Que signifie inclure les femmes dans l’histoire de la philosophie ? Ce numéro montre que cela engage plus que l’ajout de quelques noms à la liste de ceux que l’on considère comme des philosophes. Repenser l’histoire de la philosophie implique une triple redéfinition : une redéfinition de la méthode, en ne considérant plus la philosophie comme des systèmes d’auteurs, mais comme une histoire sociale des débats d’idées (Marie-Frédérique Pellegrin, « Philosophes et philosophesses. Pour une nouvelle histoire de la philosophie moderne », p. 401-416), une redéfinition des objets considérés comme philosophiques, en incluant des problématiques humanistes, pédagogiques ou sociales (Lisa Shapiro, « Canon, genre et historiographie », p. 417-433), et une redéfinition de la philosophie elle-même (Anne-Lise Rey, « Philosophies : féminin pluriel, retour d’expérience », p. 499-511). Une telle remise en question ne peut se faire que si l’on prend en compte l’historicité de nos canons philosophiques. Soit parce que leur constitution est tributaire de contingences et de choix idéologiques (L. Shapiro, ou Delphine Antoine-Mahut, « Figures de Descartes dans l’historiographie française au XIXe s. », 485-498), soit parce que les préjugés des contemporains (Rebecca Wilkin, « Impact, influence, importance : comment « mesurer » la contribution des femmes à l’histoire de la philosophie ? », p. 435-450), parfois intériorisés par les femmes elles-mêmes (Karen Detlefsen, Charlotte Sabourin, « Genre littéraire, méthode et portée de la philosophie : le cas des préfaces de Margaret Cavendish », p. 469-484), ont empêché dès l’origine la réception et la prise en considération des écrits de femmes. Marguerite Deslauriers (« La Querelle des femmes et l’histoire de la philosophie féministe », p. 451-468) s’étonne donc que la philosophie féministe accorde si peu d’importance à l’histoire et à la manière dont des questions féministes ont été posées, par exemple pendant la Querelle des femmes. La prise au sérieux de ces arguments montre que la philosophie féministe a bien une histoire, et que le féminisme gagnerait à s’en nourrir. L’anthologie à paraître de textes de femmes philosophes du XVIIe s éditée par A.-L. Rey nous invite alors à nous ouvrir à une nouvelle expérience de la philosophie.
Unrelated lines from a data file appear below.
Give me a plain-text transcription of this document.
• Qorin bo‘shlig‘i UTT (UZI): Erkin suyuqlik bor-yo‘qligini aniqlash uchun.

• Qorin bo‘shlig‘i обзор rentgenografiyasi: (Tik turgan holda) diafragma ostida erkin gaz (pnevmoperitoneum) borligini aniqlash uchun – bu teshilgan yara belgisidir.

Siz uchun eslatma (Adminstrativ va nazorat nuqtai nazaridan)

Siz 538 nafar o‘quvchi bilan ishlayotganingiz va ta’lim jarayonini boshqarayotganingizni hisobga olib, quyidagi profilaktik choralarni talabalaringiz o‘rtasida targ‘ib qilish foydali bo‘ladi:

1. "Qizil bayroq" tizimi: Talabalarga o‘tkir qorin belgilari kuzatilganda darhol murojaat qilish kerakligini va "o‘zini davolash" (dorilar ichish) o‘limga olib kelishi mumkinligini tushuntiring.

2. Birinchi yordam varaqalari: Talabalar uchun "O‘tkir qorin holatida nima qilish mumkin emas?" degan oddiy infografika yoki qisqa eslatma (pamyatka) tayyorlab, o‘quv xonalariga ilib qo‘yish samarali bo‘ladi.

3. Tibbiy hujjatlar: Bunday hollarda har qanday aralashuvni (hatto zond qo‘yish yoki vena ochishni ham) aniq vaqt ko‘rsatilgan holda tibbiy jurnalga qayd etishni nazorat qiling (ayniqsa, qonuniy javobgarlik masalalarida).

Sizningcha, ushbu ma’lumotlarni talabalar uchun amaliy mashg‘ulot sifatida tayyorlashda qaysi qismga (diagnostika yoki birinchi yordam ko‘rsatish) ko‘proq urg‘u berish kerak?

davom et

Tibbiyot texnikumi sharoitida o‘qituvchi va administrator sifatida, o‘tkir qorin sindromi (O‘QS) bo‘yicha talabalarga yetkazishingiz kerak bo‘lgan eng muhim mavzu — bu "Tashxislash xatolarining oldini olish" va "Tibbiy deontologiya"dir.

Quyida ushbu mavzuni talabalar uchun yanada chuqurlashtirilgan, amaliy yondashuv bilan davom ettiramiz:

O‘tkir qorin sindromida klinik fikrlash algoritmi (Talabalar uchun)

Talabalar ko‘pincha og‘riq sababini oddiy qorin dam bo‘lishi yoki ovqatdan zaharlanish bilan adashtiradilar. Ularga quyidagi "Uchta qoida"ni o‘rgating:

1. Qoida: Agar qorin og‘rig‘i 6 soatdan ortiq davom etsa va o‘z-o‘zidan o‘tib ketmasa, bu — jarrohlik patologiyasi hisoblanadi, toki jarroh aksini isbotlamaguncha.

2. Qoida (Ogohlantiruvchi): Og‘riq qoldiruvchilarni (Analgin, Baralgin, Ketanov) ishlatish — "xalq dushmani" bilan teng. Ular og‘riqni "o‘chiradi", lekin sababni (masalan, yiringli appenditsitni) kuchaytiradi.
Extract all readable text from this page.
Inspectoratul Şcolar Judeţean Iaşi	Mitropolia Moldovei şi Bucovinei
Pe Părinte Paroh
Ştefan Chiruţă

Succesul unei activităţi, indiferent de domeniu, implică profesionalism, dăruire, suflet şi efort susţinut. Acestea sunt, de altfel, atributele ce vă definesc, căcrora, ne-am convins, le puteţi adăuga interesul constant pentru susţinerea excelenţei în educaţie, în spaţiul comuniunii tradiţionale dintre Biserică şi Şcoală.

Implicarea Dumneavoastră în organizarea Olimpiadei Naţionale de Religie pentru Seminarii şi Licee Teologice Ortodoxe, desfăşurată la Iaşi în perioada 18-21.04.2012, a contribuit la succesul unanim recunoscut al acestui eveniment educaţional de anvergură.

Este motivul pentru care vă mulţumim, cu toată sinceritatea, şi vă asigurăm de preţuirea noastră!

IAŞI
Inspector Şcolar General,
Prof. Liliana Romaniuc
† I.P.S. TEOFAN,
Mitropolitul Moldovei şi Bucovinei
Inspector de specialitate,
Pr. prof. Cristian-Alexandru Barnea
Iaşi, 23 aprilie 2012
Néanmoins, en redéfinissant la méthode et les objets de la philosophie pour la faire gagner en extension et inclure ainsi une diversité plus grande de corpus, on risque de perdre de vue sa spécificité et son exigence, qui est bel et bien conceptuelle et systémique. Ranger les problématiques humanistes, pédagogiques et sociales sous l’étiquette de philosophie n’est pas forcément la seule manière de leur donner leur légitimité et leur intérêt. Cette redéfinition entraîne donc deux problèmes. Le premier est le risque d’introduire une confusion dans ce qu’on appelle philosophie – Mme de Guyon peut-elle être tenue pour une philosophe ? Le second est que cette redéfinition de la philosophie, en voulant inclure les femmes, les enferme paradoxalement dans des domaines très genrés. Associer systématiquement des figures féminines aux questions d’éducation, n’est-ce pas mettre un frein à la tension vers l’universalité qui caractérise une pensée libre ? Si, comme le montrent les contributions ici rassemblées, la philosophie gagne à prendre un peu de recul sur l’historicité de ses canons, et si l’on doit incontestablement donner leur légitimité aux femmes intellectuelles du XVIIe siècle, il demeure que ces questions continuent de s’imposer, et que ce collectif les réveille avec intelligence.
Lara Bert (Université de Caen-Normandie)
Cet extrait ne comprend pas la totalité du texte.